Reporting of side effects 

If you get any side effects, talk to your doctor, pharmacist, or nurse. This includes any possible  side effects not listed in this leaflet.  

  • Keep this medicine out of the sight and reach of children. 
  • Do not use this medicine after the expiry date which is stated on the carton and blister after expiry. The expiry date refers to the last day of that month. 
  • Do not store above 30°C. Store in the original package in order to protect from moisture.
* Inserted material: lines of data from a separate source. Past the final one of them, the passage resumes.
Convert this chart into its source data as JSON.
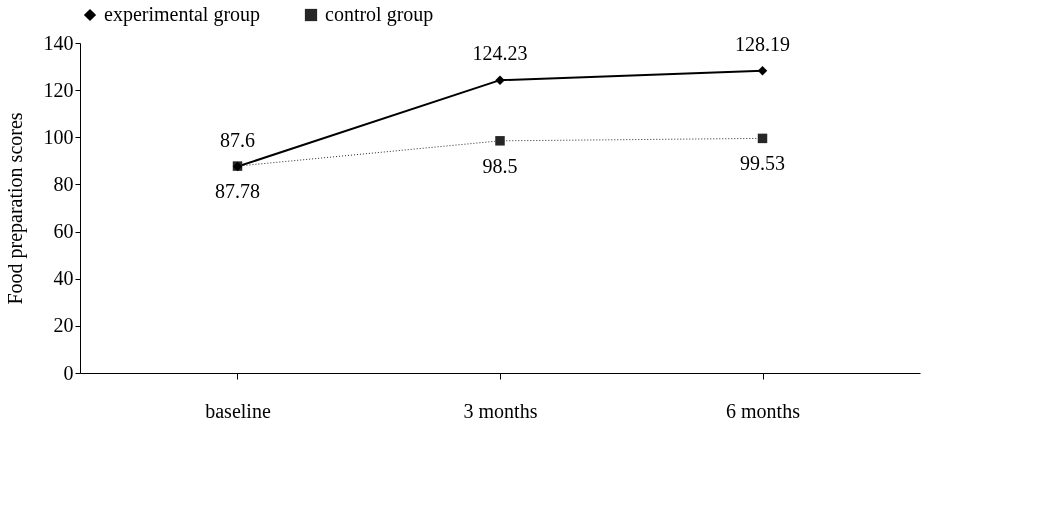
{
  "chart_data": {
    "type": "line",
    "ylabel": "Food preparation scores",
    "categories": [
      "baseline",
      "3 months",
      "6 months"
    ],
    "series": [
      {
        "name": "experimental group",
        "color": "#000000",
        "values": [
          87.6,
          124.23,
          128.19
        ],
        "marker": "diamond",
        "line_style": "solid"
      },
      {
        "name": "control group",
        "color": "#262626",
        "values": [
          87.78,
          98.5,
          99.53
        ],
        "marker": "square",
        "line_style": "dotted"
      }
    ],
    "ylim": [
      0,
      140
    ],
    "yticks": [
      0,
      20,
      40,
      60,
      80,
      100,
      120,
      140
    ],
    "grid": false,
    "legend": "top",
    "data_labels": true
  }
}
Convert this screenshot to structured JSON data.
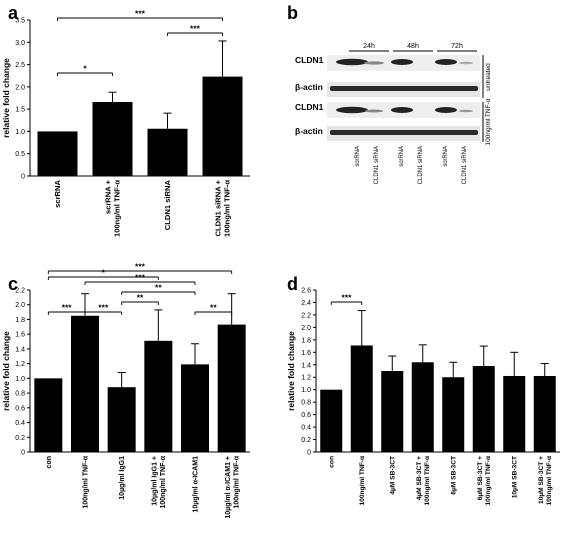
{
  "panels": {
    "a": "a",
    "b": "b",
    "c": "c",
    "d": "d"
  },
  "chart_data": [
    {
      "panel": "a",
      "type": "bar",
      "categories": [
        "scrRNA",
        "scrRNA + 100ng/ml TNF-α",
        "CLDN1 siRNA",
        "CLDN1 siRNA + 100ng/ml TNF-α"
      ],
      "values": [
        1.0,
        1.66,
        1.06,
        2.23
      ],
      "errors": [
        0.0,
        0.22,
        0.35,
        0.8
      ],
      "ylabel": "relative fold change",
      "ylim": [
        0,
        3.5
      ],
      "yticks": [
        "0",
        "0.5",
        "1.0",
        "1.5",
        "2.0",
        "2.5",
        "3.0",
        "3.5"
      ],
      "significance": [
        {
          "from": 0,
          "to": 1,
          "label": "*"
        },
        {
          "from": 2,
          "to": 3,
          "label": "***"
        },
        {
          "from": 0,
          "to": 3,
          "label": "***"
        }
      ]
    },
    {
      "panel": "c",
      "type": "bar",
      "categories": [
        "con",
        "100ng/ml TNF-α",
        "10µg/ml IgG1",
        "10µg/ml IgG1 + 100ng/ml TNF-α",
        "10µg/ml α-ICAM1",
        "10µg/ml α-ICAM1 + 100ng/ml TNF-α"
      ],
      "values": [
        1.0,
        1.85,
        0.88,
        1.51,
        1.19,
        1.73
      ],
      "errors": [
        0.0,
        0.3,
        0.2,
        0.42,
        0.28,
        0.42
      ],
      "ylabel": "relative fold change",
      "ylim": [
        0,
        2.2
      ],
      "yticks": [
        "0",
        "0.2",
        "0.4",
        "0.6",
        "0.8",
        "1.0",
        "1.2",
        "1.4",
        "1.6",
        "1.8",
        "2.0",
        "2.2"
      ],
      "significance": [
        {
          "from": 0,
          "to": 1,
          "label": "***"
        },
        {
          "from": 1,
          "to": 2,
          "label": "***"
        },
        {
          "from": 2,
          "to": 3,
          "label": "**"
        },
        {
          "from": 4,
          "to": 5,
          "label": "**"
        },
        {
          "from": 2,
          "to": 4,
          "label": "**"
        },
        {
          "from": 1,
          "to": 4,
          "label": "***"
        },
        {
          "from": 0,
          "to": 3,
          "label": "*"
        },
        {
          "from": 0,
          "to": 5,
          "label": "***"
        }
      ]
    },
    {
      "panel": "d",
      "type": "bar",
      "categories": [
        "con",
        "100ng/ml TNF-α",
        "4µM SB-3CT",
        "4µM SB-3CT + 100ng/ml TNF-α",
        "6µM SB-3CT",
        "6µM SB-3CT + 100ng/ml TNF-α",
        "10µM SB-3CT",
        "10µM SB-3CT + 100ng/ml TNF-α"
      ],
      "values": [
        1.0,
        1.71,
        1.3,
        1.44,
        1.2,
        1.38,
        1.22,
        1.22
      ],
      "errors": [
        0.0,
        0.56,
        0.24,
        0.28,
        0.24,
        0.32,
        0.38,
        0.2
      ],
      "ylabel": "relative fold change",
      "ylim": [
        0,
        2.6
      ],
      "yticks": [
        "0",
        "0.2",
        "0.4",
        "0.6",
        "0.8",
        "1.0",
        "1.2",
        "1.4",
        "1.6",
        "1.8",
        "2.0",
        "2.2",
        "2.4",
        "2.6"
      ],
      "significance": [
        {
          "from": 0,
          "to": 1,
          "label": "***"
        }
      ]
    }
  ],
  "blot": {
    "timepoints": [
      "24h",
      "48h",
      "72h"
    ],
    "rows": [
      "CLDN1",
      "β-actin",
      "CLDN1",
      "β-actin"
    ],
    "conditions": [
      "untreated",
      "100ng/ml TNF-α"
    ],
    "lanes": [
      "scrRNA",
      "CLDN1 siRNA",
      "scrRNA",
      "CLDN1 siRNA",
      "scrRNA",
      "CLDN1 siRNA"
    ]
  }
}
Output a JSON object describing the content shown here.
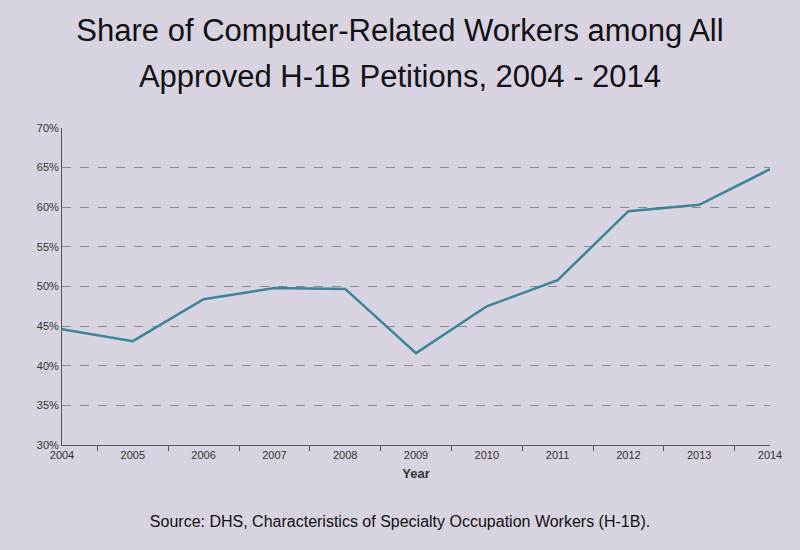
{
  "chart_data": {
    "type": "line",
    "title": "Share of Computer-Related Workers among All Approved H-1B Petitions, 2004 - 2014",
    "x_label": "Year",
    "source": "Source: DHS, Characteristics of Specialty Occupation Workers (H-1B).",
    "categories": [
      "2004",
      "2005",
      "2006",
      "2007",
      "2008",
      "2009",
      "2010",
      "2011",
      "2012",
      "2013",
      "2014"
    ],
    "values": [
      44.6,
      43.1,
      48.4,
      49.8,
      49.7,
      41.6,
      47.5,
      50.8,
      59.5,
      60.3,
      64.8
    ],
    "color": "#3a8597",
    "ylim": [
      30,
      70
    ],
    "yticks": [
      {
        "value": 30,
        "label": "30%"
      },
      {
        "value": 35,
        "label": "35%"
      },
      {
        "value": 40,
        "label": "40%"
      },
      {
        "value": 45,
        "label": "45%"
      },
      {
        "value": 50,
        "label": "50%"
      },
      {
        "value": 55,
        "label": "55%"
      },
      {
        "value": 60,
        "label": "60%"
      },
      {
        "value": 65,
        "label": "65%"
      },
      {
        "value": 70,
        "label": "70%"
      }
    ],
    "grid": true
  }
}
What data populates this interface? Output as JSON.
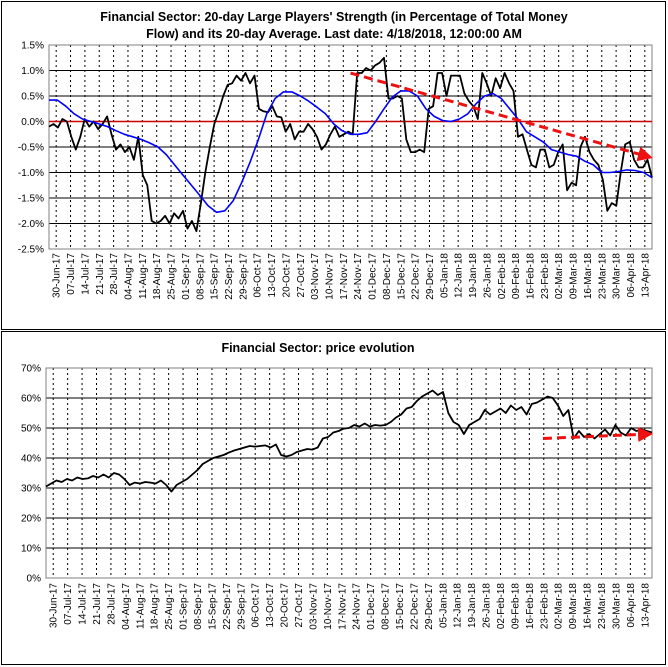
{
  "chart_data": [
    {
      "type": "line",
      "title_line1": "Financial Sector: 20-day Large Players' Strength (in Percentage of Total Money",
      "title_line2": "Flow) and its 20-day Average. Last date: 4/18/2018, 12:00:00 AM",
      "y_unit": "%",
      "ylim": [
        -2.5,
        1.5
      ],
      "y_ticks": [
        "1.5%",
        "1.0%",
        "0.5%",
        "0.0%",
        "-0.5%",
        "-1.0%",
        "-1.5%",
        "-2.0%",
        "-2.5%"
      ],
      "x_tick_labels": [
        "30-Jun-17",
        "07-Jul-17",
        "14-Jul-17",
        "21-Jul-17",
        "28-Jul-17",
        "04-Aug-17",
        "11-Aug-17",
        "18-Aug-17",
        "25-Aug-17",
        "01-Sep-17",
        "08-Sep-17",
        "15-Sep-17",
        "22-Sep-17",
        "29-Sep-17",
        "06-Oct-17",
        "13-Oct-17",
        "20-Oct-17",
        "27-Oct-17",
        "03-Nov-17",
        "10-Nov-17",
        "17-Nov-17",
        "24-Nov-17",
        "01-Dec-17",
        "08-Dec-17",
        "15-Dec-17",
        "22-Dec-17",
        "29-Dec-17",
        "05-Jan-18",
        "12-Jan-18",
        "19-Jan-18",
        "26-Jan-18",
        "02-Feb-18",
        "09-Feb-18",
        "16-Feb-18",
        "23-Feb-18",
        "02-Mar-18",
        "09-Mar-18",
        "16-Mar-18",
        "23-Mar-18",
        "30-Mar-18",
        "06-Apr-18",
        "13-Apr-18"
      ],
      "grid": true,
      "reference_line": {
        "y": 0,
        "color": "#cc0000"
      },
      "series": [
        {
          "color": "#000000",
          "values": [
            -0.1,
            -0.05,
            -0.12,
            0.05,
            0.0,
            -0.3,
            -0.55,
            -0.3,
            0.05,
            -0.1,
            0.0,
            -0.15,
            -0.05,
            0.1,
            -0.25,
            -0.55,
            -0.45,
            -0.6,
            -0.5,
            -0.75,
            -0.3,
            -1.05,
            -1.25,
            -1.95,
            -2.0,
            -1.95,
            -1.85,
            -2.0,
            -1.8,
            -1.9,
            -1.75,
            -2.1,
            -1.95,
            -2.15,
            -1.6,
            -1.0,
            -0.5,
            -0.05,
            0.2,
            0.5,
            0.72,
            0.75,
            0.9,
            0.8,
            0.95,
            0.75,
            0.9,
            0.25,
            0.2,
            0.18,
            0.3,
            0.1,
            0.08,
            -0.2,
            -0.05,
            -0.35,
            -0.2,
            -0.2,
            -0.05,
            -0.15,
            -0.3,
            -0.55,
            -0.45,
            -0.25,
            -0.1,
            -0.3,
            -0.25,
            -0.2,
            -0.25,
            0.95,
            0.95,
            1.05,
            1.0,
            1.1,
            1.15,
            1.25,
            0.45,
            0.45,
            0.5,
            0.45,
            -0.35,
            -0.6,
            -0.6,
            -0.55,
            -0.6,
            0.25,
            0.3,
            0.95,
            0.95,
            0.5,
            0.9,
            0.9,
            0.9,
            0.55,
            0.4,
            0.3,
            0.05,
            0.95,
            0.75,
            0.5,
            0.85,
            0.65,
            0.95,
            0.75,
            0.6,
            -0.3,
            -0.25,
            -0.55,
            -0.85,
            -0.9,
            -0.55,
            -0.55,
            -0.9,
            -0.85,
            -0.6,
            -0.45,
            -1.35,
            -1.2,
            -1.25,
            -0.5,
            -0.3,
            -0.6,
            -0.75,
            -0.85,
            -1.15,
            -1.75,
            -1.6,
            -1.65,
            -1.0,
            -0.45,
            -0.4,
            -0.75,
            -0.9,
            -0.9,
            -0.75,
            -1.1
          ]
        },
        {
          "color": "#0000ff",
          "values": [
            0.42,
            0.42,
            0.3,
            0.15,
            0.05,
            0.0,
            -0.05,
            -0.1,
            -0.18,
            -0.25,
            -0.3,
            -0.35,
            -0.42,
            -0.5,
            -0.65,
            -0.85,
            -1.05,
            -1.25,
            -1.45,
            -1.65,
            -1.78,
            -1.75,
            -1.55,
            -1.2,
            -0.8,
            -0.35,
            0.15,
            0.45,
            0.58,
            0.58,
            0.5,
            0.4,
            0.28,
            0.15,
            -0.05,
            -0.18,
            -0.25,
            -0.25,
            -0.22,
            0.0,
            0.25,
            0.48,
            0.6,
            0.6,
            0.5,
            0.25,
            0.1,
            0.02,
            0.0,
            0.05,
            0.15,
            0.35,
            0.5,
            0.55,
            0.45,
            0.25,
            0.05,
            -0.2,
            -0.3,
            -0.4,
            -0.55,
            -0.6,
            -0.65,
            -0.68,
            -0.78,
            -0.85,
            -1.0,
            -1.0,
            -0.98,
            -0.95,
            -0.96,
            -1.0,
            -1.1
          ]
        }
      ],
      "trend_arrow": {
        "from": [
          0.5,
          0.95
        ],
        "to": [
          1.0,
          -0.7
        ],
        "color": "#ee1111"
      }
    },
    {
      "type": "line",
      "title": "Financial Sector: price evolution",
      "ylim": [
        0,
        70
      ],
      "y_ticks": [
        "70%",
        "60%",
        "50%",
        "40%",
        "30%",
        "20%",
        "10%",
        "0%"
      ],
      "x_tick_labels": [
        "30-Jun-17",
        "07-Jul-17",
        "14-Jul-17",
        "21-Jul-17",
        "28-Jul-17",
        "04-Aug-17",
        "11-Aug-17",
        "18-Aug-17",
        "25-Aug-17",
        "01-Sep-17",
        "08-Sep-17",
        "15-Sep-17",
        "22-Sep-17",
        "29-Sep-17",
        "06-Oct-17",
        "13-Oct-17",
        "20-Oct-17",
        "27-Oct-17",
        "03-Nov-17",
        "10-Nov-17",
        "17-Nov-17",
        "24-Nov-17",
        "01-Dec-17",
        "08-Dec-17",
        "15-Dec-17",
        "22-Dec-17",
        "29-Dec-17",
        "05-Jan-18",
        "12-Jan-18",
        "19-Jan-18",
        "26-Jan-18",
        "02-Feb-18",
        "09-Feb-18",
        "16-Feb-18",
        "23-Feb-18",
        "02-Mar-18",
        "09-Mar-18",
        "16-Mar-18",
        "23-Mar-18",
        "30-Mar-18",
        "06-Apr-18",
        "13-Apr-18"
      ],
      "grid": true,
      "series": [
        {
          "color": "#000000",
          "values": [
            30.5,
            31.5,
            32.5,
            32.0,
            33.0,
            32.5,
            33.5,
            33.0,
            33.2,
            34.0,
            33.5,
            34.5,
            33.5,
            35.0,
            34.5,
            33.0,
            31.0,
            31.8,
            31.5,
            32.0,
            31.8,
            31.5,
            32.5,
            31.0,
            28.8,
            31.0,
            32.0,
            33.0,
            34.5,
            36.0,
            38.0,
            39.0,
            40.0,
            40.5,
            41.0,
            41.8,
            42.5,
            43.0,
            43.5,
            44.0,
            43.8,
            44.0,
            44.2,
            43.5,
            44.5,
            41.0,
            40.5,
            41.0,
            42.0,
            42.5,
            43.0,
            42.8,
            43.5,
            46.5,
            47.0,
            48.5,
            49.0,
            49.8,
            50.0,
            51.0,
            50.5,
            51.5,
            50.5,
            51.0,
            50.8,
            51.0,
            52.0,
            53.5,
            54.5,
            56.5,
            57.0,
            59.0,
            60.5,
            61.5,
            62.5,
            61.0,
            62.0,
            55.0,
            52.0,
            51.0,
            48.0,
            51.0,
            52.0,
            53.0,
            56.0,
            54.5,
            55.5,
            56.5,
            55.0,
            57.5,
            56.0,
            57.0,
            54.5,
            58.0,
            58.5,
            59.5,
            60.5,
            60.0,
            57.5,
            54.0,
            56.0,
            46.5,
            49.0,
            47.0,
            48.0,
            46.5,
            48.0,
            49.5,
            47.5,
            51.0,
            48.5,
            47.5,
            50.0,
            49.0,
            49.5,
            49.0,
            48.5
          ]
        }
      ],
      "trend_arrow": {
        "from": [
          0.82,
          46.5
        ],
        "to": [
          1.0,
          48.0
        ],
        "color": "#ee1111"
      }
    }
  ]
}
Keep the blister in the outer package in order to protect from light. 
  • Do not throw away any medicines via wastewater or household waste. Ask your pharmacist  how to throw away medicines you no longer use. These measures will help protect the  environment. 

What Prednisolone contains 

The active substance is prednisolone. Each tablet contains 5 mg prednisolone. 

What Prednisolone Tablet looks like and contents of the pack 

  • It is presented in pack sizes of 10 X 10 sachet, placed in a carton with insert.